As palavras de Knausgaard me co-move, no sentido de movimentar em mim um sentimento de coragem, de pensar e falar do difícil, de buscar entender razões que provocam ações. Todos os tipos de ações. Até mesmo ações de brutalidade como essa. Não para justificar as ações ou atribuí-las características patológicas ou demoníacas, mas para perceber que por mais repugnante que sejam essas ações bárbaras elas são possibilidades humanas. Pensar sobre essas ações, e todas as outras nossas ações, é o jeito de nos protegermos da banalidade do mal, como alertou a filósofa Hanna Arendt. Mas pensar sobre algo, sobre nossas ações, é nos distanciarmos desse algo imediato para significá-lo ou re-significá-lo. Esse esforço do pensamento me parece envolvido com o sentimento de empatia.
Knausgaard continua no artigo sua reflexão:
“O feito de Breivik, sozinho matando setenta-e-sete pessoas, em grande parte um-a-um e a maioria olho-no-olho, não aconteceu dentro de uma sociedade em tempo de guerra, onde todas as normas e regras são suspensas e as instituições são dissolvidas; o mesmo aconteceu em uma pequena, harmoniosa, bem organizada e próspera terra durante período de paz. Todas as normas e regras foram anuladas no interior dele, a cultura da guerra tinha emergido dentro dele, e ele estava completamente indiferente à vida humana e absolutamente cruel. É para este ponto que devemos dirigir nossa atenção, para o colapso dentro do ser humano sobre o quê essas ações representam e o quê tornam as mesmas possíveis. Matar outra pessoa requer uma quantidade tremenda de distância, e o espaço que torna possível a existência dessa distancia apareceu dentro da nossa cultura. Este espaço [da distancia humana] tem aparecido entre de nós, e ele existe aqui, agora.”
A leitura deste parágrafo no artigo de Knausgaard instigou-me a continuar pensando sobre a distância que vivemos e a busca de empatia. É impressionante como sem o olhar no olho do outro tornou mais fácil falar indelicadezas e crueldades pela comunicação virtual. Se eu me distancio do humano no outro eu me distancio do humano em mim mesma. Mas é também impressionante como o espaço virtual criou, fortaleceu, possibilitou conexões entre o humano em mim e no outro.
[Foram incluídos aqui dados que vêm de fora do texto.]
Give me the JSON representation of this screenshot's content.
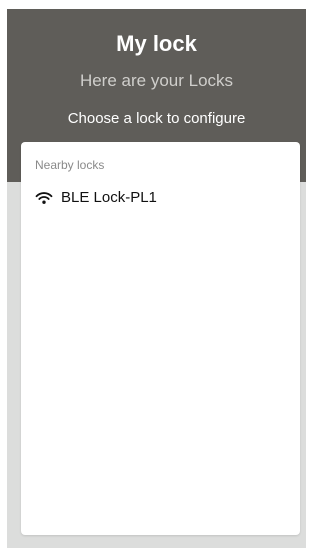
{
  "header": {
    "title": "My lock",
    "subtitle": "Here are your Locks",
    "instruction": "Choose a lock to configure"
  },
  "locks": {
    "section_label": "Nearby locks",
    "items": [
      {
        "name": "BLE Lock-PL1",
        "icon": "wifi-icon"
      }
    ]
  },
  "colors": {
    "header_bg": "#5f5d59",
    "page_bg": "#dcdddc",
    "card_bg": "#ffffff"
  }
}
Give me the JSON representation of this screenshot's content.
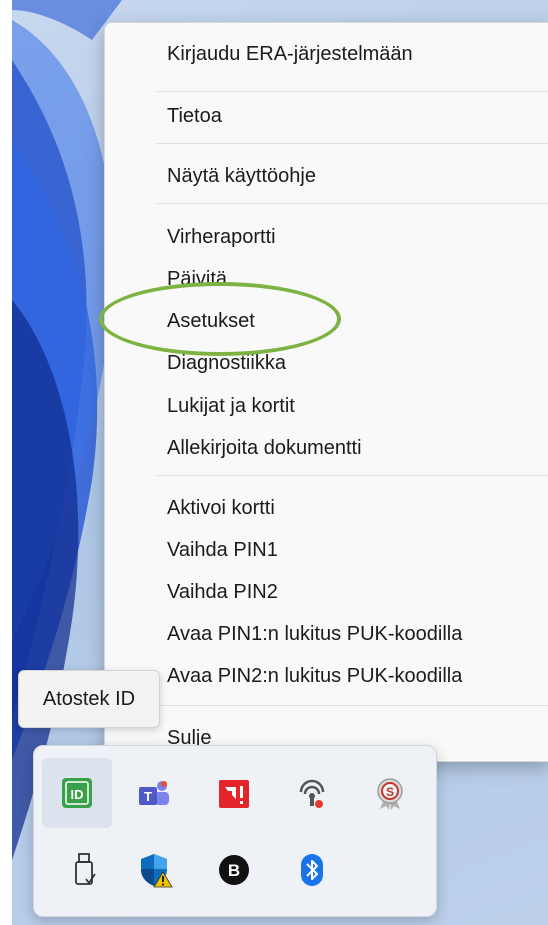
{
  "context_menu": {
    "items": [
      "Kirjaudu ERA-järjestelmään",
      "Tietoa",
      "Näytä käyttöohje",
      "Virheraportti",
      "Päivitä",
      "Asetukset",
      "Diagnostiikka",
      "Lukijat ja kortit",
      "Allekirjoita dokumentti",
      "Aktivoi kortti",
      "Vaihda PIN1",
      "Vaihda PIN2",
      "Avaa PIN1:n lukitus PUK-koodilla",
      "Avaa PIN2:n lukitus PUK-koodilla",
      "Sulje"
    ],
    "highlighted_item": "Asetukset",
    "highlight_color": "#7cb342"
  },
  "tooltip": {
    "text": "Atostek ID"
  },
  "tray": {
    "icons": [
      {
        "name": "atostek-id-icon",
        "label": "ID",
        "color": "#3aa04a"
      },
      {
        "name": "teams-icon",
        "color": "#5b5fc7"
      },
      {
        "name": "amd-warning-icon",
        "color": "#e3242b"
      },
      {
        "name": "webcam-status-icon",
        "color": "#555555"
      },
      {
        "name": "award-badge-icon",
        "color": "#c0392b"
      },
      {
        "name": "usb-drive-icon",
        "color": "#333333"
      },
      {
        "name": "defender-warning-icon",
        "color": "#0f6cbd"
      },
      {
        "name": "b-app-icon",
        "label": "B",
        "color": "#111111"
      },
      {
        "name": "bluetooth-icon",
        "color": "#1a73e8"
      }
    ]
  }
}
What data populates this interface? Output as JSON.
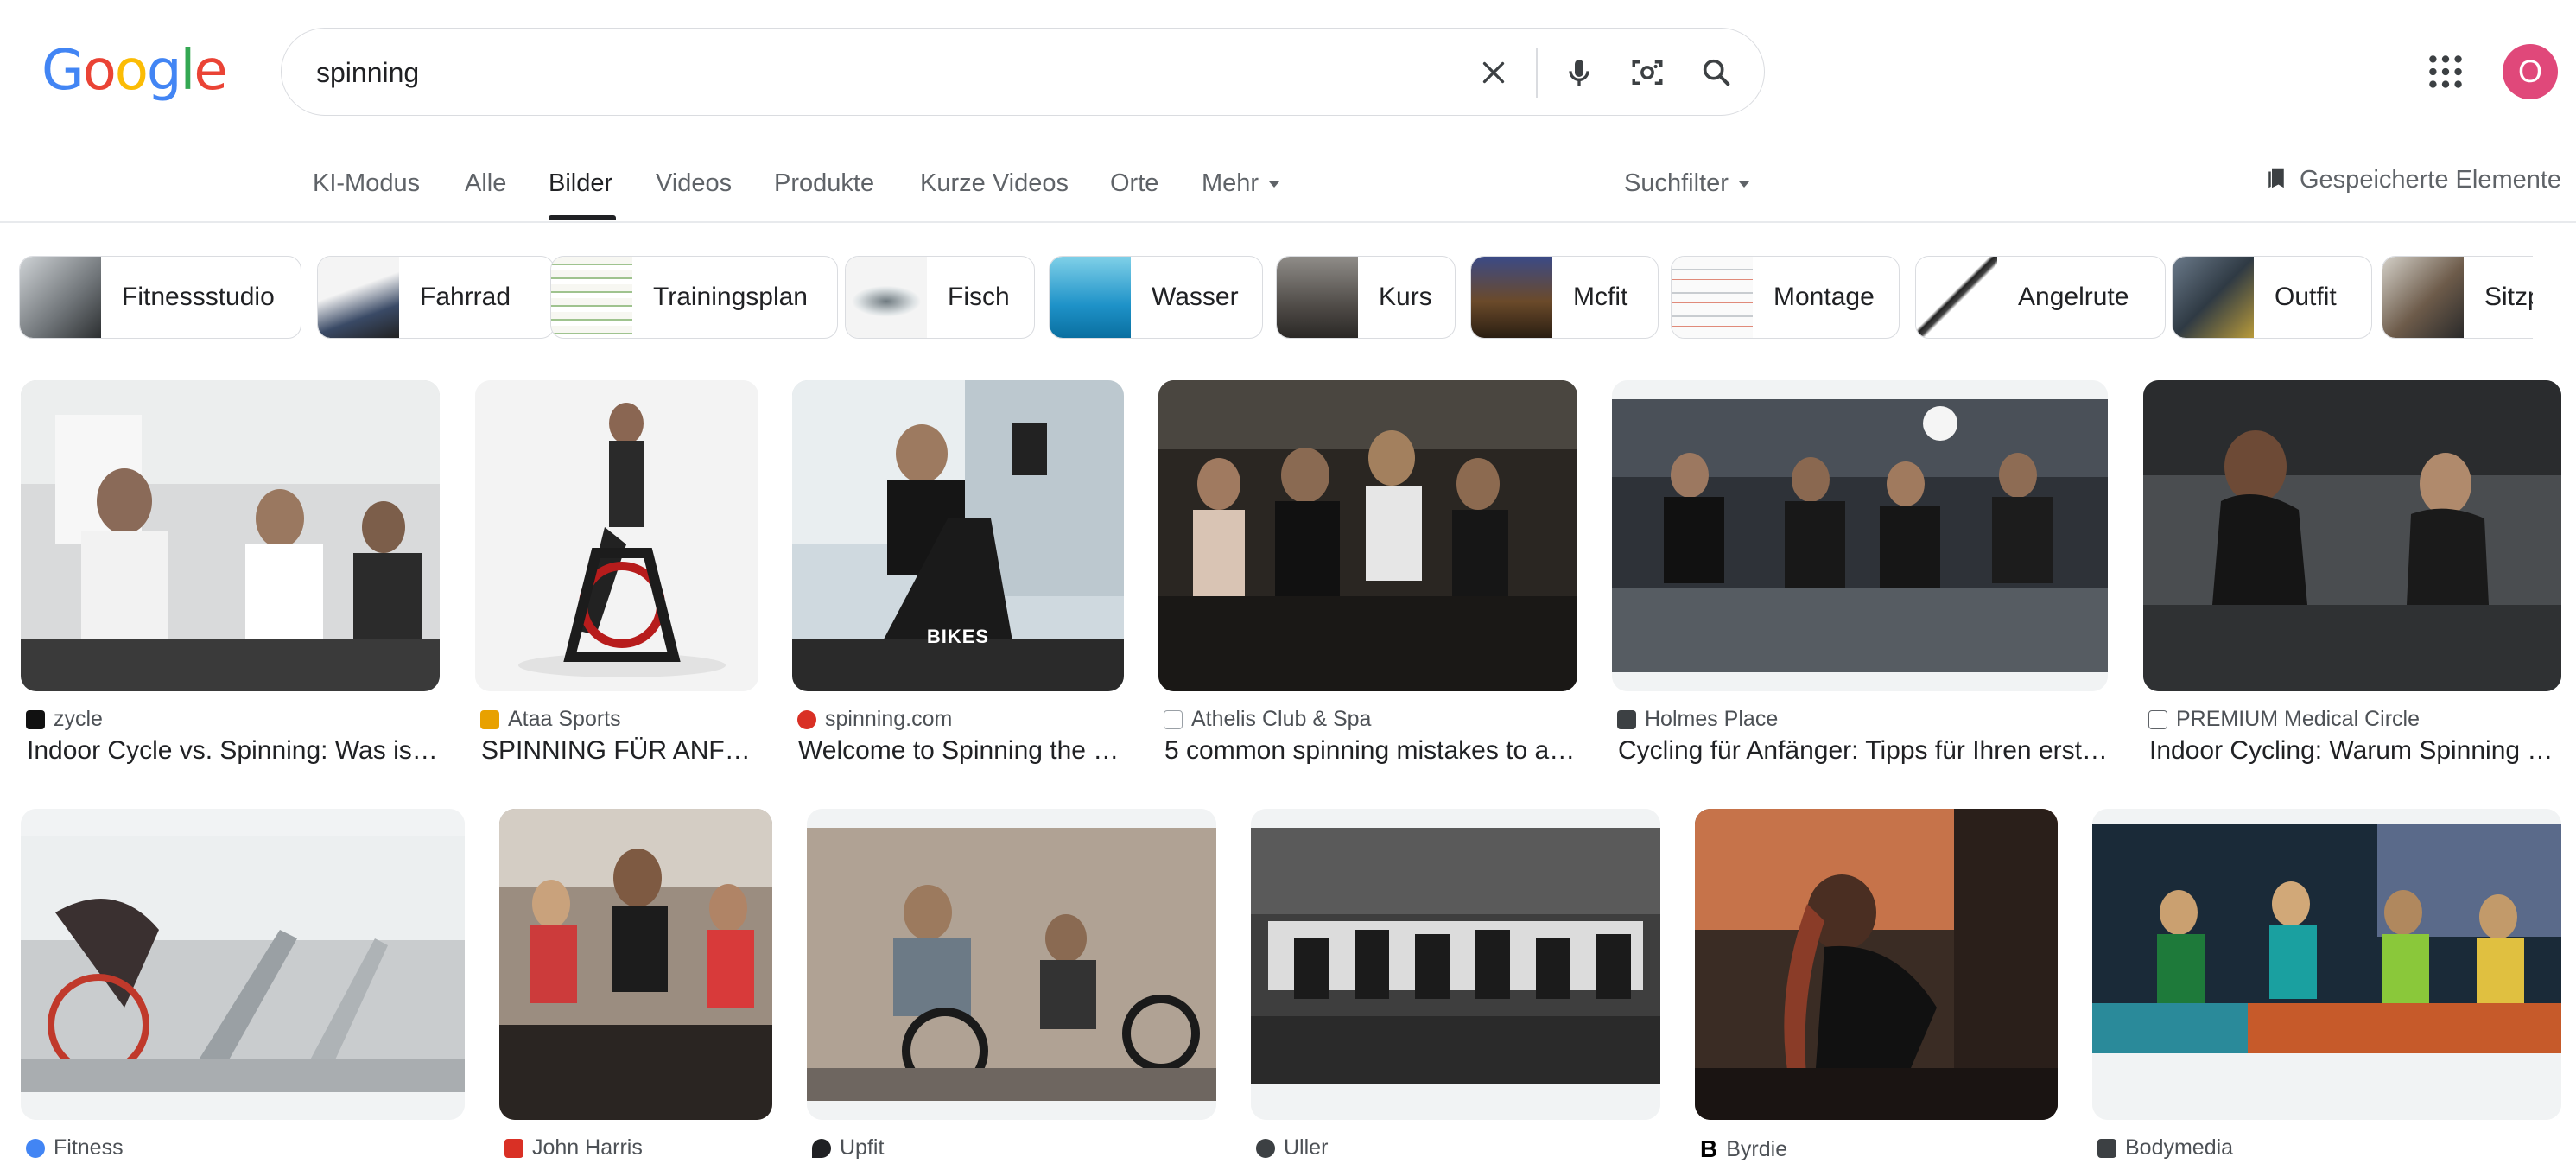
{
  "logo": "Google",
  "search": {
    "query": "spinning"
  },
  "user": {
    "avatar_letter": "O"
  },
  "tabs": [
    {
      "label": "KI-Modus"
    },
    {
      "label": "Alle"
    },
    {
      "label": "Bilder"
    },
    {
      "label": "Videos"
    },
    {
      "label": "Produkte"
    },
    {
      "label": "Kurze Videos"
    },
    {
      "label": "Orte"
    },
    {
      "label": "Mehr"
    }
  ],
  "filters": {
    "label": "Suchfilter"
  },
  "saved": {
    "label": "Gespeicherte Elemente"
  },
  "chips": [
    {
      "label": "Fitnessstudio"
    },
    {
      "label": "Fahrrad"
    },
    {
      "label": "Trainingsplan"
    },
    {
      "label": "Fisch"
    },
    {
      "label": "Wasser"
    },
    {
      "label": "Kurs"
    },
    {
      "label": "Mcfit"
    },
    {
      "label": "Montage"
    },
    {
      "label": "Angelrute"
    },
    {
      "label": "Outfit"
    },
    {
      "label": "Sitzp"
    }
  ],
  "results_row1": [
    {
      "source": "zycle",
      "title": "Indoor Cycle vs. Spinning: Was ist…",
      "fav_color": "#111111"
    },
    {
      "source": "Ataa Sports",
      "title": "SPINNING FÜR ANF…",
      "fav_color": "#e8a100"
    },
    {
      "source": "spinning.com",
      "title": "Welcome to Spinning the …",
      "fav_color": "#d93025",
      "caption": "BIKES"
    },
    {
      "source": "Athelis Club & Spa",
      "title": "5 common spinning mistakes to a…",
      "fav_color": "#9aa0a6"
    },
    {
      "source": "Holmes Place",
      "title": "Cycling für Anfänger: Tipps für Ihren erst…",
      "fav_color": "#3c4043"
    },
    {
      "source": "PREMIUM Medical Circle",
      "title": "Indoor Cycling: Warum Spinning s…",
      "fav_color": "#5f6368"
    }
  ],
  "results_row2": [
    {
      "source": "Fitness",
      "fav_color": "#4285f4"
    },
    {
      "source": "John Harris",
      "fav_color": "#d93025"
    },
    {
      "source": "Upfit",
      "fav_color": "#202124"
    },
    {
      "source": "Uller",
      "fav_color": "#3c4043"
    },
    {
      "source": "Byrdie",
      "fav_color": "#000000"
    },
    {
      "source": "Bodymedia",
      "fav_color": "#3c4043"
    }
  ]
}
São as nossas conexões que impossibilitam distâncias.
O médico que pergunta e escuta de forma presente, atenta, curiosa o seu paciente conecta-se com este com empatia.
O amigo que questiona e ouve a dor do outro conecta-se com empatia.
A filha que percebe que há mais na mãe do que ela pode ver a enxerga com empatia.
A arte, seja em que forma for, que nos atravessa e nos provoca olhar com curiosidade e imaginação para nossas ações nos possibilita experimentar empatia.
Empatia nos aproxima.
Passado mais dois dias após ler o artigo do Knausgaard e ter pensado sobre o sofrimento da distância e o bálsamo da empatia, eu retorno a pensar sobre o comentário do meu colega na oficina literária. Sim, ele tinha razão. Há mais sentimentos do que eu deixei transparecer. O que eu apressadamente julguei como uma ação em resposta a um dever (chorar no funeral da mãe porque era o que eu deveria fazer), mostrou-se agora mais claramente como um esforço de tentar entender o que estava me acontecendo. Eu não sabia o que fazer, eu não sabia o que pedir dos outros naquele momento. Eu fiz uma ação que era esperada: eu chorei. Uma ação. Um esforço. Uma busca de conexão, de prestar atenção, de expandir-me para caber os outros em mim. A ideia de esforço é uma ideia de ação voluntária, de escolha. Sim, empatia é uma escolha e ações não só expressam emoções como as criam.
A beleza nem sempre surge do perfeito, do harmonioso, do equilíbrio. Um artigo sobre uma ação humana repugnante me fez compreender uma positiva ação humana: empatia. A empatia pode nos proteger da banalidade do mal.